I encountered this problem when reading Gromov's paper Curvature, diameter and Betti numbers. The setting is on a complete Riemannian manifold $(M,g)$ where we may consider balls $B(p,r):=\{x\in M:d(p,x)<r\}$. The content of such a ball is defined by $$\operatorname{cont}B(p,r):=\operatorname{rank}(B(p,r/5)\subset B(p,r)),$$ where the rank refers to the rank of the induced map on homology. I need to know that this number is always finite.
I encountered the second question when reading the proof of the results in the aforementioned paper of Gromov in the book Riemannian Geometry by Peter Petersen. The author remarks without proof the following:
Question 2. Notation as above. For $r$ large enough, $$\operatorname{cont}B(p,r)=\sum b_i(M)$$ where $b_i:=\dim H_i(M)$ is the Betti number of $M$.
Now this is obvious if $M$ is compact. But why is it true for noncompact complete manifolds?
I'm a bit rusty on algebraic topology, but I really don't see why these should hold. Any help is highly appreciated!
For the first question, it is sufficient for $U$ to be precompact in $V$ when $X$ is smooth.
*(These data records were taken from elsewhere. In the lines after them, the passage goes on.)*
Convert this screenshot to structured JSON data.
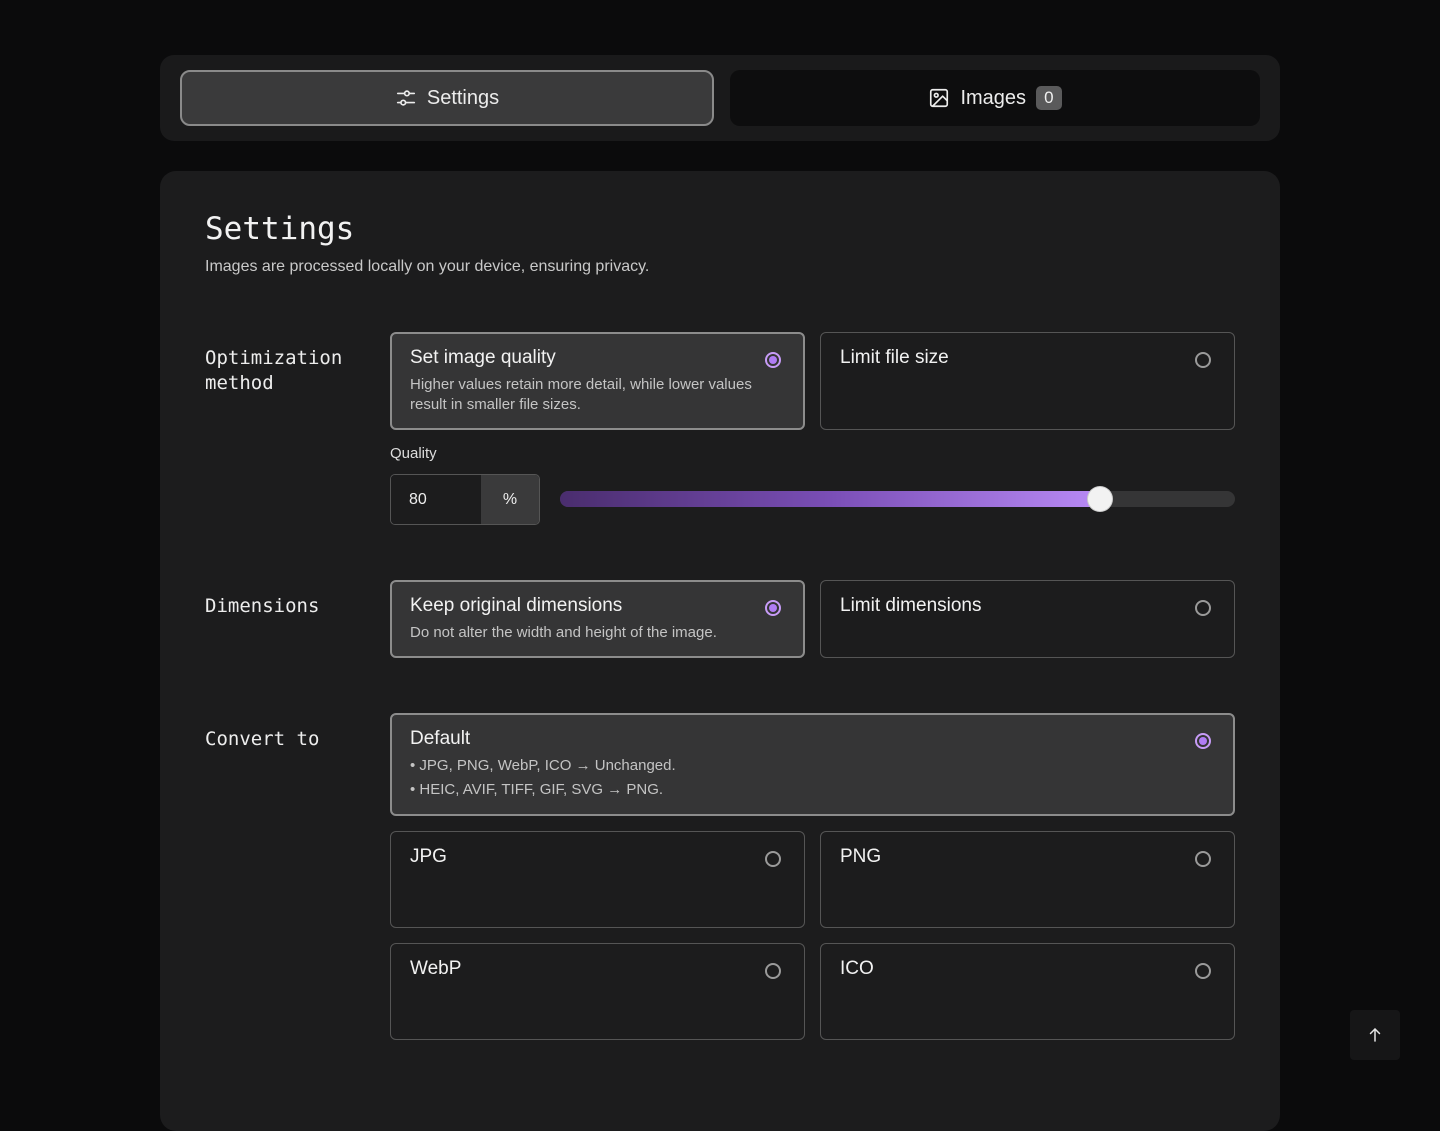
{
  "tabs": [
    {
      "label": "Settings",
      "icon": "sliders-icon",
      "active": true
    },
    {
      "label": "Images",
      "icon": "image-icon",
      "badge": "0",
      "active": false
    }
  ],
  "settings": {
    "title": "Settings",
    "subtitle": "Images are processed locally on your device, ensuring privacy."
  },
  "optimization": {
    "label": "Optimization method",
    "options": [
      {
        "title": "Set image quality",
        "description": "Higher values retain more detail, while lower values result in smaller file sizes.",
        "selected": true
      },
      {
        "title": "Limit file size",
        "description": "",
        "selected": false
      }
    ],
    "quality": {
      "label": "Quality",
      "value": "80",
      "unit": "%",
      "fraction": 0.8
    }
  },
  "dimensions": {
    "label": "Dimensions",
    "options": [
      {
        "title": "Keep original dimensions",
        "description": "Do not alter the width and height of the image.",
        "selected": true
      },
      {
        "title": "Limit dimensions",
        "description": "",
        "selected": false
      }
    ]
  },
  "convert": {
    "label": "Convert to",
    "default": {
      "title": "Default",
      "line1": "• JPG, PNG, WebP, ICO → Unchanged.",
      "line2": "• HEIC, AVIF, TIFF, GIF, SVG → PNG.",
      "selected": true
    },
    "options": [
      {
        "title": "JPG",
        "selected": false
      },
      {
        "title": "PNG",
        "selected": false
      },
      {
        "title": "WebP",
        "selected": false
      },
      {
        "title": "ICO",
        "selected": false
      }
    ]
  },
  "colors": {
    "accent": "#b07cf4",
    "background": "#0b0b0c",
    "card": "#1c1c1d"
  }
}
In that case, you can triangulate $V$. Since $\overline{U}$ is compact, it is covered by finitely many cells of the triangulation, and so there is a finite simplicial complex $K$ such that $\overline{U}\subseteq K\subseteq V$. Then the map $H_*(U)\to H_*(V)$ factors through the finite-dimensional space $H_*(K)$, so it has finite rank.
(I suspect it is also true for topological manifolds but don't see a proof at the moment. It would suffice, for instance, to show there is a compact manifold with boundary $K$ such that $\overline{U}\subseteq K\subseteq V$, since compact manifolds with boundary also have finitely generated homology.)
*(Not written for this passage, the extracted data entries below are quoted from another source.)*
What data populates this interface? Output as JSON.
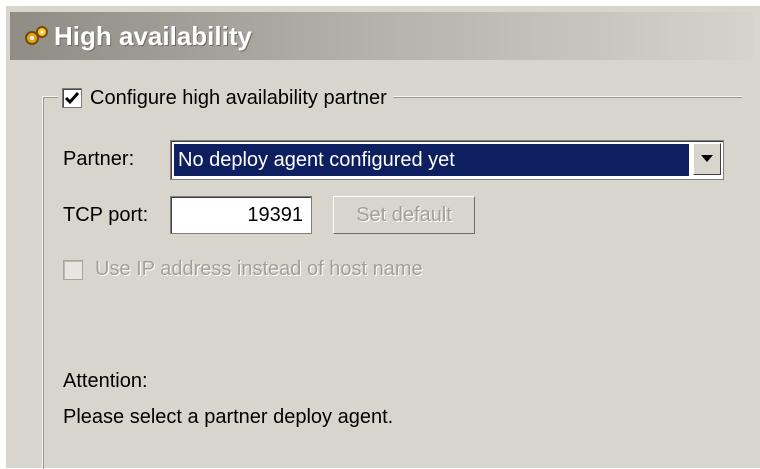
{
  "header": {
    "title": "High availability",
    "icon": "gears-icon"
  },
  "config": {
    "checkbox_label": "Configure high availability partner",
    "checked": true,
    "partner_label": "Partner:",
    "partner_value": "No deploy agent configured yet",
    "tcp_label": "TCP port:",
    "tcp_value": "19391",
    "set_default_label": "Set default",
    "use_ip_label": "Use IP address instead of host name",
    "use_ip_checked": false
  },
  "attention": {
    "title": "Attention:",
    "message": "Please select a partner deploy agent."
  },
  "colors": {
    "selection_bg": "#0d1f61",
    "panel_bg": "#d8d5cc",
    "disabled_text": "#a29f97"
  }
}
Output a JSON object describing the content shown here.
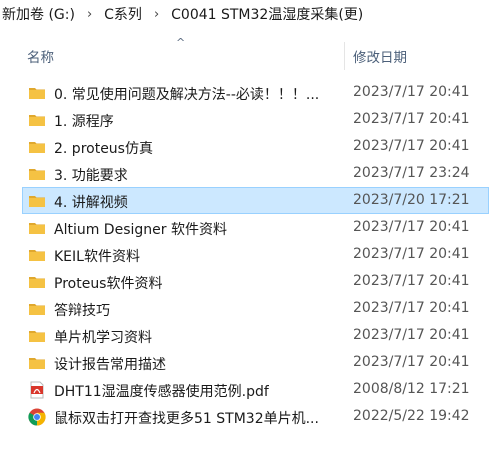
{
  "breadcrumb": {
    "items": [
      "新加卷 (G:)",
      "C系列",
      "C0041 STM32温湿度采集(更)"
    ],
    "separator": "›"
  },
  "columns": {
    "name": "名称",
    "sort_arrow": "^",
    "date": "修改日期"
  },
  "files": [
    {
      "name": "0. 常见使用问题及解决方法--必读！！！...",
      "date": "2023/7/17 20:41",
      "icon": "folder-icon",
      "selected": false
    },
    {
      "name": "1. 源程序",
      "date": "2023/7/17 20:41",
      "icon": "folder-icon",
      "selected": false
    },
    {
      "name": "2. proteus仿真",
      "date": "2023/7/17 20:41",
      "icon": "folder-icon",
      "selected": false
    },
    {
      "name": "3. 功能要求",
      "date": "2023/7/17 23:24",
      "icon": "folder-icon",
      "selected": false
    },
    {
      "name": "4. 讲解视频",
      "date": "2023/7/20 17:21",
      "icon": "folder-icon",
      "selected": true
    },
    {
      "name": "Altium Designer 软件资料",
      "date": "2023/7/17 20:41",
      "icon": "folder-icon",
      "selected": false
    },
    {
      "name": "KEIL软件资料",
      "date": "2023/7/17 20:41",
      "icon": "folder-icon",
      "selected": false
    },
    {
      "name": "Proteus软件资料",
      "date": "2023/7/17 20:41",
      "icon": "folder-icon",
      "selected": false
    },
    {
      "name": "答辩技巧",
      "date": "2023/7/17 20:41",
      "icon": "folder-icon",
      "selected": false
    },
    {
      "name": "单片机学习资料",
      "date": "2023/7/17 20:41",
      "icon": "folder-icon",
      "selected": false
    },
    {
      "name": "设计报告常用描述",
      "date": "2023/7/17 20:41",
      "icon": "folder-icon",
      "selected": false
    },
    {
      "name": "DHT11湿温度传感器使用范例.pdf",
      "date": "2008/8/12 17:21",
      "icon": "pdf-icon",
      "selected": false
    },
    {
      "name": "鼠标双击打开查找更多51 STM32单片机...",
      "date": "2022/5/22 19:42",
      "icon": "chrome-icon",
      "selected": false
    }
  ],
  "colors": {
    "folder": "#f5c243",
    "folder_dark": "#e0a82e",
    "selection_bg": "#cce8ff",
    "selection_border": "#99d1ff",
    "pdf": "#d9362b"
  }
}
For the second question, the statement is just wrong without some additional assumption about $M$. Indeed, every manifold admits a complete metric, so if you take a manifold $M$ with infinitely generated homology, the statement cannot be true.
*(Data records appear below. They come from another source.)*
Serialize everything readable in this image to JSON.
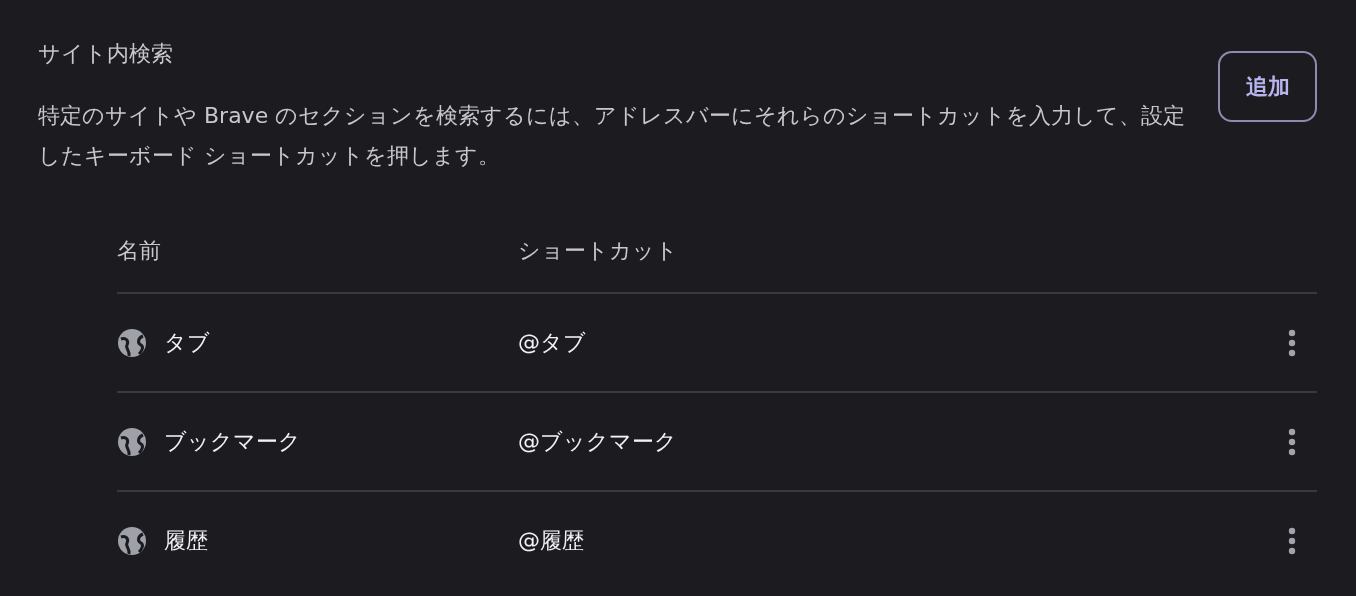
{
  "section": {
    "title": "サイト内検索",
    "description": "特定のサイトや Brave のセクションを検索するには、アドレスバーにそれらのショートカットを入力して、設定したキーボード ショートカットを押します。",
    "add_button": "追加"
  },
  "table": {
    "columns": [
      "名前",
      "ショートカット"
    ],
    "rows": [
      {
        "name": "タブ",
        "shortcut": "@タブ"
      },
      {
        "name": "ブックマーク",
        "shortcut": "@ブックマーク"
      },
      {
        "name": "履歴",
        "shortcut": "@履歴"
      }
    ]
  }
}
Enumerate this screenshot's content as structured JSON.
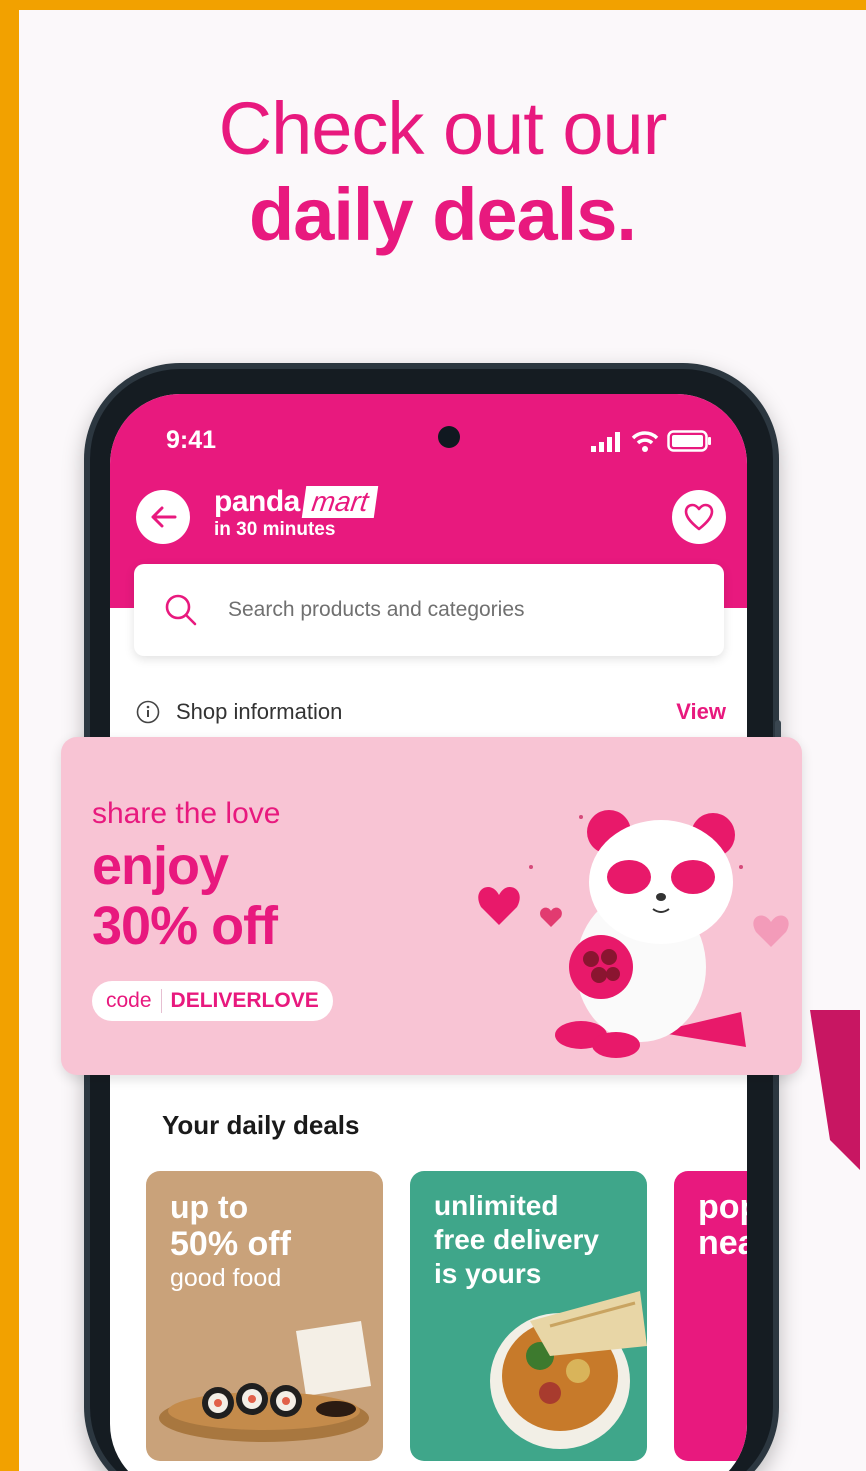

It can even be false for manifolds with finitely generated homology. For instance, take a smooth map $f:\mathbb{R}^2\to\mathbb{R}$ which is $0$ except that it has spikes near the points $(n,0)$ for each $n\in\mathbb{N}$ which get higher and higher very fast as $n\to\infty$. Let $M\subset\mathbb{R}^3$ be the graph of $f$ with the induced metric. Then $M\cong\mathbb{R}^2$ is contractible, but the content of arbitrarily large balls will be nontrivial, since they (and the subball with $1/5$ the radius) will contain the bottom of the spikes in the graph but not the top so there will be noncontractible loops in them.